Time
45 minutes
Difficulty
Easy
Course
Appetizers
Ingredients
Servings 4
- 1 lb zucchini
- 1 onion
- 3 oz ricotta cheese
- ¾ oz pine nuts
- 2 tablespoons Academia Barilla 100% Italian Extra Virgin Olive Oil
- salt to taste
- 7 oz tomato sauce
- ½ cup dry white wine
- 2 tablespoons ligurian olives (small, black brine cured olives)
- 1 handful capers
Preparation
20 minutes preparation + 25 minutes cooking
Cut off the ends of the zucchini, them cut them in half to make two small logs. Cook by either steaming or boiling in a pot of boiling, salted water for about 5 minutes.
Once cooked, drain, and cut them lengthwise. Use a teaspoon to dig out the pulp, giving the zucchini the shape of small boats.
Heat a tablespoon of oil in a pan, add half a finely chopped onion, and as soon as it is lightly browned, add half of the pulp of the zucchini and sauté for 2 or 3 minutes. Then add salt, remove from heat and mix with the ricotta and 2/3rds of the pine nuts, roasted and chopped.
Stuff the zucchini with the filling and decorate with remaining whole pine nuts.
To prepare the sauce:
Place another pan over medium heat, with the remaining tablespoon of oil and, as soon as it is hot, add the other half of the onion, sliced, but not too thinly. Then add the tomato sauce and season with salt. Mix with a wooden spoon, adding the white wine. Let cook for 10 minutes.
Then, remove the sauce from the heat, add the capers, previously desalted by passing them under running water, and sliced, pitted olives. Mix.

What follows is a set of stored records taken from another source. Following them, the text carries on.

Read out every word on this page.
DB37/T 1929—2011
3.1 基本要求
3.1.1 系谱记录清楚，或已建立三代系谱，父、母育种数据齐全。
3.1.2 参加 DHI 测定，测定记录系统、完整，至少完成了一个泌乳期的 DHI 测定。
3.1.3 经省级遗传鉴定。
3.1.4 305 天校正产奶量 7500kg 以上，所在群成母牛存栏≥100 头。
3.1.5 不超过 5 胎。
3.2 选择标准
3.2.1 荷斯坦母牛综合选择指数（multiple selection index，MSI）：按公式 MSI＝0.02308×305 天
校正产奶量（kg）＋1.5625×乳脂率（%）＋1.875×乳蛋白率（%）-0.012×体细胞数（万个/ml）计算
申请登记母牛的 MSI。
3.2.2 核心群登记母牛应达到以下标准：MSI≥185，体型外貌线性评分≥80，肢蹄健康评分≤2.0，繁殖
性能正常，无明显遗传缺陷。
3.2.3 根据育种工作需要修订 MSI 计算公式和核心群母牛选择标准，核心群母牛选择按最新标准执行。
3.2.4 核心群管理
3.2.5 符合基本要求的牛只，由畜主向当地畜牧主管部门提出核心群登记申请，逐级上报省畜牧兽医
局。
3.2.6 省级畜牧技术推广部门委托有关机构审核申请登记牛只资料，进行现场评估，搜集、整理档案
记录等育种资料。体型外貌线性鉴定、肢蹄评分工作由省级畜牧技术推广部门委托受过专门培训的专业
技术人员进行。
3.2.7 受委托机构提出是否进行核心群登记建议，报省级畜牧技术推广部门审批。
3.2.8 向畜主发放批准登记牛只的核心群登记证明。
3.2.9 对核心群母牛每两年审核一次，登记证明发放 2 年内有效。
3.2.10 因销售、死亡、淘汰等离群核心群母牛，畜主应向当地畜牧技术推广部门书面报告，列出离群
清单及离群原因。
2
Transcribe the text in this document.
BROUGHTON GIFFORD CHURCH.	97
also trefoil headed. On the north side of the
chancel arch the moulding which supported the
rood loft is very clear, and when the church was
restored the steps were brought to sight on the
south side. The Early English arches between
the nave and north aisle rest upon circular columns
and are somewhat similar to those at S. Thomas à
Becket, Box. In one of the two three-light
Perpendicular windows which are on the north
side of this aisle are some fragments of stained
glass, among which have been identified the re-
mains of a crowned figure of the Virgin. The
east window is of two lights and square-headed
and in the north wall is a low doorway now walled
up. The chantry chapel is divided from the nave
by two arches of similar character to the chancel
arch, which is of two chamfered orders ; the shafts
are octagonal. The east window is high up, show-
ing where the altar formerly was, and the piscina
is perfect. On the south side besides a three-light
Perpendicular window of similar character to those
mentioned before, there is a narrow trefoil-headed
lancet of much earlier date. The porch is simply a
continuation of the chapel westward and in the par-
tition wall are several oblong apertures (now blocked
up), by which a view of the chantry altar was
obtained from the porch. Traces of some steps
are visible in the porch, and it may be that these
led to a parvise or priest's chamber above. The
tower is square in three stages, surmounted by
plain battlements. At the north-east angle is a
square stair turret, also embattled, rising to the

Pour the sauce into a serving dish, place stuffed zucchini on top and serve immediately.
Food history
Despite their difference in size, pumpkins and zucchini are actually different varieties of the same plant, which has great ability to adapt and has spread throughout the world.
What distinguishes the two varieties is their time of harvest: the first, are harvested when fully ripe, while the latter when they are still immature, and their skin is still soft.
Although the pumpkin plant was one of the few to be widespread on both sides of the Atlantic Ocean since ancient times, the particular variety of zucchini that Italians now eat was introduced in Europe in the fifteenth century after the discovery of America by Christopher Columbus.
Because the new zucchini were similar to the pumpkins already growing in Europe, they
were among the first vegetables from the New World to spread to the eastern shore of the Atlantic, so much so that in the sixteenth century, news of their cultivation and preparation was reported in several texts.